Goddamn, I JUST started to finally learn Substance Painter two days ago with the Free Trial too and now hear this...

Guys, is it worth buying a perpetual license right now as I in no way want to have to subscribe to Adobe (Owner of a hard copy CS6 here).
If I purchase a perpetual license for Painter and Designer will it be mine to use always?
Would you recommend this?

Honestly Mari has come a long way. Maybe Foundry will offer a reasonably-priced Mari for Substance artists jumping ship.

There was a "reasonably-priced Mari" it was called Mari Indie.
They let it rot on steam, never talking to customers on steam, denying them customer service through the normal Mari channels and not even mentioning indie on their web page or twitter.
For years they continued to sell perpetual and subs to Mari Indie version 3 on steam despite "main" Mari getting tons of updates (It was on at least 4.2 or something). Mari non-commercial version (free) even got updates when mari indie wasn't, despite people actually paying for indie and despite the fact that mari nc was identical to mari indie as code (not licence). They claimed to be having some trouble with steam and that was why they couldn't update mari indie.

Finally in December 2018 they killed Mari Indie and suggested customers transition to a full Mari subscription and offered customers 80% off a one year subscription. This wasn't as great as it seemed though as they had a limited number of seats available and it was first come first served. Oh and also you can't open mari indie projects in full mari.

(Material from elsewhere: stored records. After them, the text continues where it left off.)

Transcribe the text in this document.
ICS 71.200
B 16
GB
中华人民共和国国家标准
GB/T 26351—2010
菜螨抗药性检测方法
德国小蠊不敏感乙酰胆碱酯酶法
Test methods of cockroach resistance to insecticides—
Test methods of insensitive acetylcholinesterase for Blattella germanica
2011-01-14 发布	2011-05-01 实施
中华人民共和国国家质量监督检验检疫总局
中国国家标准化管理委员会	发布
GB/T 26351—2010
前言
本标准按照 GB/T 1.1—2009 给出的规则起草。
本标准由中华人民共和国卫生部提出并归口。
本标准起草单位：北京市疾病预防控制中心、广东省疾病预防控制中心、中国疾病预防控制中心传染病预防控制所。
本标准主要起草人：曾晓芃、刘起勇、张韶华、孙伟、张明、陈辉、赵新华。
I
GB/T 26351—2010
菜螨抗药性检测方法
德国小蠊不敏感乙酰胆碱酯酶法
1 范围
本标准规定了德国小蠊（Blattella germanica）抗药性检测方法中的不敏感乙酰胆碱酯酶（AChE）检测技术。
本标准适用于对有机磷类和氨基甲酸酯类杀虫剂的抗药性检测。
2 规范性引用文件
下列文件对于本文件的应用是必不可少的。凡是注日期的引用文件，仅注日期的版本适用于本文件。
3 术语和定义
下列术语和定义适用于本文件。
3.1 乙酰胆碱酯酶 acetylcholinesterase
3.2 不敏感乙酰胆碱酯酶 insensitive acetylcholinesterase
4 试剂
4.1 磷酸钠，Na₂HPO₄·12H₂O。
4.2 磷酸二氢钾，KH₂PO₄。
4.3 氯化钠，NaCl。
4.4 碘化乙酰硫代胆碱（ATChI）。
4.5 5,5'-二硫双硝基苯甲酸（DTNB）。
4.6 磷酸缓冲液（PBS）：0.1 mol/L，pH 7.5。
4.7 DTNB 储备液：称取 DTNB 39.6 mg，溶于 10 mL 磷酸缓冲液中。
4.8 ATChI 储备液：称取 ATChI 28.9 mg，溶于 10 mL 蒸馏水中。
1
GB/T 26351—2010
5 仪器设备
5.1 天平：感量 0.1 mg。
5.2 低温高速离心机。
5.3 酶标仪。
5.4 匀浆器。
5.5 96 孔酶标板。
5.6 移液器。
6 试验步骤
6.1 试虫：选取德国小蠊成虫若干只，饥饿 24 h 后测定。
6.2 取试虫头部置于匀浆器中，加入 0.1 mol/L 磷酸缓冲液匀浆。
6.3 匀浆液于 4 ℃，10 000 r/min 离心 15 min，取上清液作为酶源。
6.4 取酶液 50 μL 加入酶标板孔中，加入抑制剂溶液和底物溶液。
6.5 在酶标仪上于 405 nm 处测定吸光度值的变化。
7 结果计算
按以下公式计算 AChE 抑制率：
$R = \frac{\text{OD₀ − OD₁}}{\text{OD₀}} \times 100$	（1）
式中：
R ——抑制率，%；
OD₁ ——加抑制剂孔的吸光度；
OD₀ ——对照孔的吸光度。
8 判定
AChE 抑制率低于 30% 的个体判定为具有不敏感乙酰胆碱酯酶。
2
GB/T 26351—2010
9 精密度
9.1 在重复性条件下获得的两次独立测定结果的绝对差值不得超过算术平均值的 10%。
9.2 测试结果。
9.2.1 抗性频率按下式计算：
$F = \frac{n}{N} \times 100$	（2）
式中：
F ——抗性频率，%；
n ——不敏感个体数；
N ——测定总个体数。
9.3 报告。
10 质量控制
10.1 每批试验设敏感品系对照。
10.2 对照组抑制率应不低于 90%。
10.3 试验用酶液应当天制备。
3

So, yeah, don't be holding up Mari as a shining example. They abandoned indie users years ago and now there's only the full mari which is out of the reach of most hobbyists.
Last Edit: January 24, 2019, 10:14:54 am

The level of naivety in this guys it's something I'd expect from a 15yo, it's incredible they run a company for 15 years.

Here's a quick recap for the lazy of what it's sure so far:

- perpetual license will be gone IN NO TIME, since, as stated by Adobe in their blog, they are already working on incorporating Substance in CC. This is no speculation, it's already happening, we are talking about months. Steam will follow, there is absolutely no reason to think Adobe will behave different just because is Substance (see Mixamo/Fuse). Everything is tied to CC, so forget about anything on Steam.

- forget also about Linux, seriously, don't even ask. It doesn't exist any significant Adobe software CC, that is supported under any Linux distro. They have the money and the resource to do it in years, if it's not happening it's because linux userbase doesn't worth enough money, so they simply don't care. Again there is absolutely no reason for this to be any different just because is Substance.

- what Allegorithmic says from now on means nothing, they do what Adobe says. See the new logo on top right of this page? It says: Allegorithmic - An Adobe Company. This is not a merge or an equal deal, Adobe owns Allegorithmic, the resources, the know-how, the people and everything else.

- forget about your UDIM seamless paint or any significant updates for quite some time: all the resources will be dedicated to incorporate the software in the Adobe CC Suite for a quick transition. And after that, well, everybody knows how update works with Adobe, so don't hold your breath.